Vectorize a function to get closest date from a list of dates-CodePudding

I cant use external libraries other than pandas or numpy

If I had a dataframe like

import pandas as pd
d = pd.DataFrame({'purchase_date':[datetime(2022,1,5),datetime(2022,12,10)],'shop_visits':[[datetime(2021,1,4),datetime(2022,1,6),datetime(2022,1,7)],[datetime(2022,5,30),datetime(2022,9,30),datetime(2022,12,10)]]})

purchase_dt	shop_visits
2022-01-05	[2022-01-04,2022-01-06,2022-01-07]
2022-12-10	[2022-05-30,2022-09-30,2022-12-10]

I would need a function that returns 2022-01-06 for the first row and 2022-12-10 for the second, because both are the closest dates on the list after purchase_dt.

I have a function with apply already that does the min with my own lambda key, but its taking too long and I want to vectorize:

d.apply(lambda x: min([d for d in x['shop_visits'] if d >= x['purchase_date']],key=lambda d: d-x['purchase_date']),axis=1)

The thing is that I am not sure if this can be done using numpy.

CodePudding user response：

here is one way to accomplish it

explode shop-visits, create a df2, where purchase_date is same or less than shop_visit. finally do a groupby to choose the first result

df2=df.explode('shop_visits')
df2=df2[df2['purchase_date']<=df2['shop_visits']]
df2[df2.groupby(['purchase_date']).cumcount().eq(0)]

df2=df.explode('shop_visits')
df2[df2['purchase_date']<=df2['shop_visits']].groupby('purchase_date').first().reset_index()

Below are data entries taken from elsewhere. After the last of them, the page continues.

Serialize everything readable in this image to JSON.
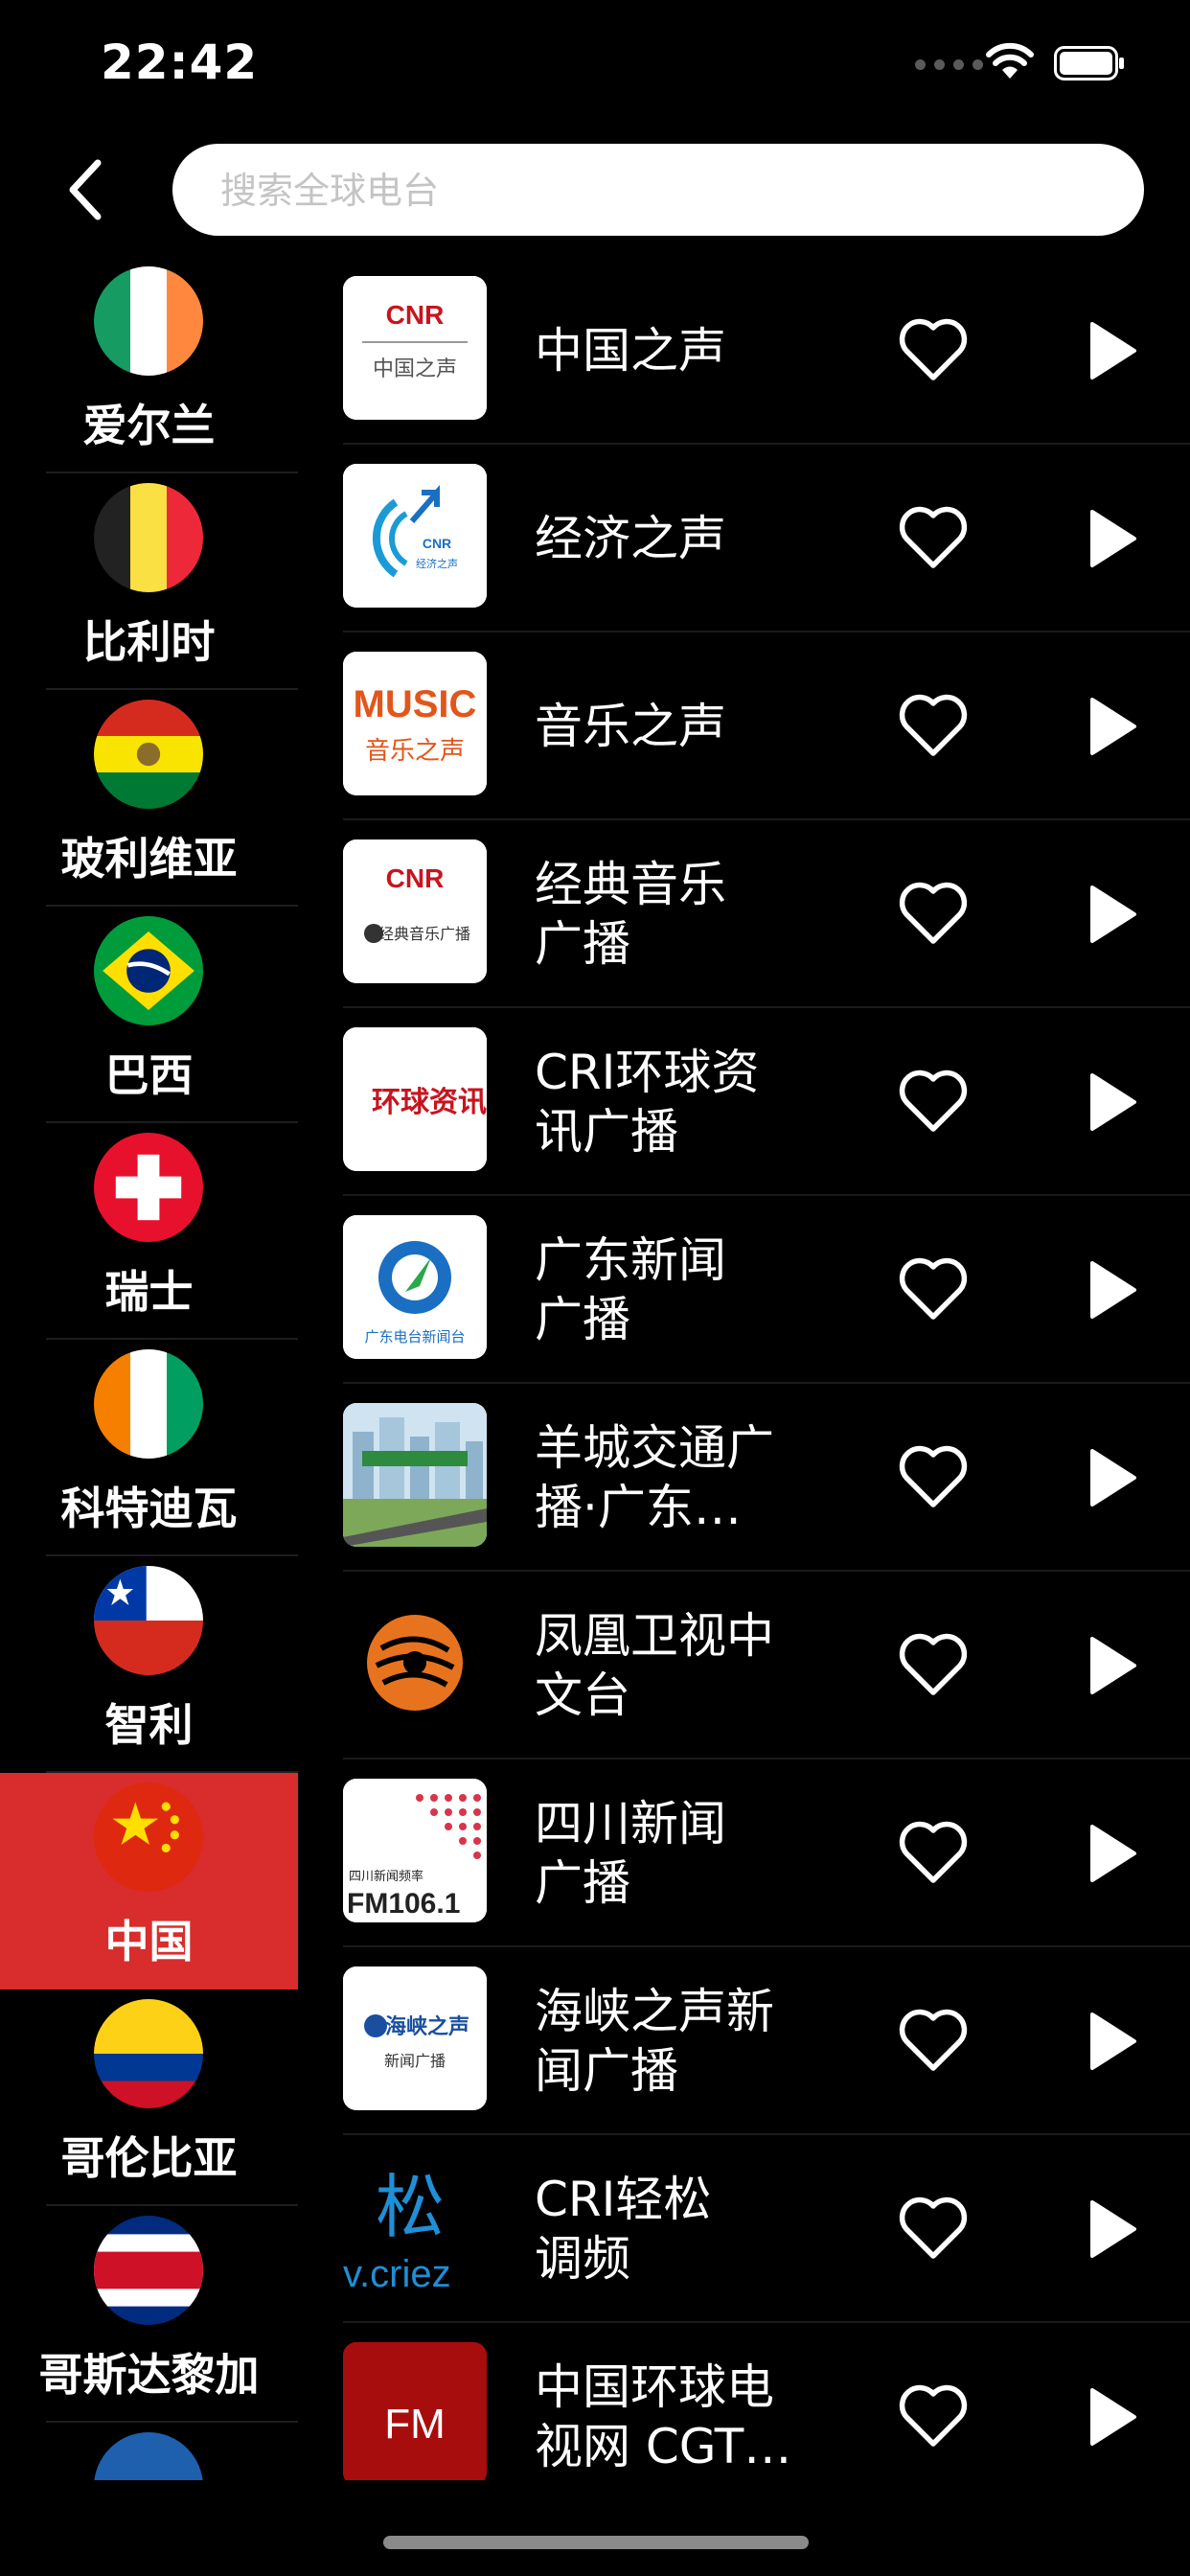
{
  "status_bar": {
    "time": "22:42",
    "icons": [
      "cellular-signal-icon",
      "wifi-icon",
      "battery-icon"
    ]
  },
  "search": {
    "placeholder": "搜索全球电台"
  },
  "countries": [
    {
      "name": "爱尔兰",
      "flag": "ireland-flag-icon"
    },
    {
      "name": "比利时",
      "flag": "belgium-flag-icon"
    },
    {
      "name": "玻利维亚",
      "flag": "bolivia-flag-icon"
    },
    {
      "name": "巴西",
      "flag": "brazil-flag-icon"
    },
    {
      "name": "瑞士",
      "flag": "switzerland-flag-icon"
    },
    {
      "name": "科特迪瓦",
      "flag": "ivory-coast-flag-icon"
    },
    {
      "name": "智利",
      "flag": "chile-flag-icon"
    },
    {
      "name": "中国",
      "flag": "china-flag-icon",
      "selected": true
    },
    {
      "name": "哥伦比亚",
      "flag": "colombia-flag-icon"
    },
    {
      "name": "哥斯达黎加",
      "flag": "costa-rica-flag-icon"
    },
    {
      "name": "",
      "flag": "next-country-flag-icon"
    }
  ],
  "stations": [
    {
      "name": "中国之声",
      "logo_text": [
        "CNR",
        "中国之声"
      ]
    },
    {
      "name": "经济之声",
      "logo_text": [
        "CNR",
        "经济之声"
      ]
    },
    {
      "name": "音乐之声",
      "logo_text": [
        "MUSIC",
        "音乐之声"
      ]
    },
    {
      "name": "经典音乐\n广播",
      "logo_text": [
        "CNR",
        "经典音乐广播"
      ]
    },
    {
      "name": "CRI环球资\n讯广播",
      "logo_text": [
        "环球资讯"
      ]
    },
    {
      "name": "广东新闻\n广播",
      "logo_text": [
        "广东电台新闻台"
      ]
    },
    {
      "name": "羊城交通广\n播·广东…",
      "logo_text": []
    },
    {
      "name": "凤凰卫视中\n文台",
      "logo_text": []
    },
    {
      "name": "四川新闻\n广播",
      "logo_text": [
        "四川新闻频率",
        "FM106.1"
      ]
    },
    {
      "name": "海峡之声新\n闻广播",
      "logo_text": [
        "海峡之声",
        "新闻广播"
      ]
    },
    {
      "name": "CRI轻松\n调频",
      "logo_text": [
        "松",
        "v.criez"
      ]
    },
    {
      "name": "中国环球电\n视网 CGT…",
      "logo_text": [
        "FM"
      ]
    }
  ],
  "colors": {
    "selected_bg": "#d92c2c",
    "background": "#000000",
    "text": "#ffffff"
  }
}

    purchase_date   shop_visits
0   2022-01-05      2022-01-06
1   2022-12-10      2022-12-10

CodePudding user response：

You can try merge_asof:

left = d.drop(columns=["shop_visits"]).reset_index()
right = d["shop_visits"].explode().sort_values().to_frame().reset_index()

pd.merge_asof(
    left,
    right,
    by="index",
    left_on="purchase_date",
    right_on="shop_visits",
    direction="forward",
).drop(columns=["index"])

Here's a faster version without merge_asof:

tmp = (
    # Extract purchase_date and shop_visits
    d[["purchase_date", "shop_visits"]]
    # Explode shop_visits
    .explode("shop_visits")
    # Reset index so we can align using this index later
    .reset_index()
    # Since we only care about visits on or after the purchase_date,
    # filter out the rest
    .query("purchase_date <= shop_visits")
    # Sort by the original index and shop visit date
    .sort_values(["index", "shop_visits"])
    # For each index, keep only the first visit
    .drop_duplicates("index")
)

# Set the original index back on tmp and so that we can
# easily align it with the original dataframe
d["first_visit_after_purchase"] = tmp.set_index("index")[["shop_visits"]]

# Note that some first_visit_after_purchase may be NaN due
# to our query condition

Took 7 seconds on my ancient Mac when d has 1M rows and 10 visits for each row.

The processing time grows linearly with the total number of shop visits (len(d["shop_visits"].explode())).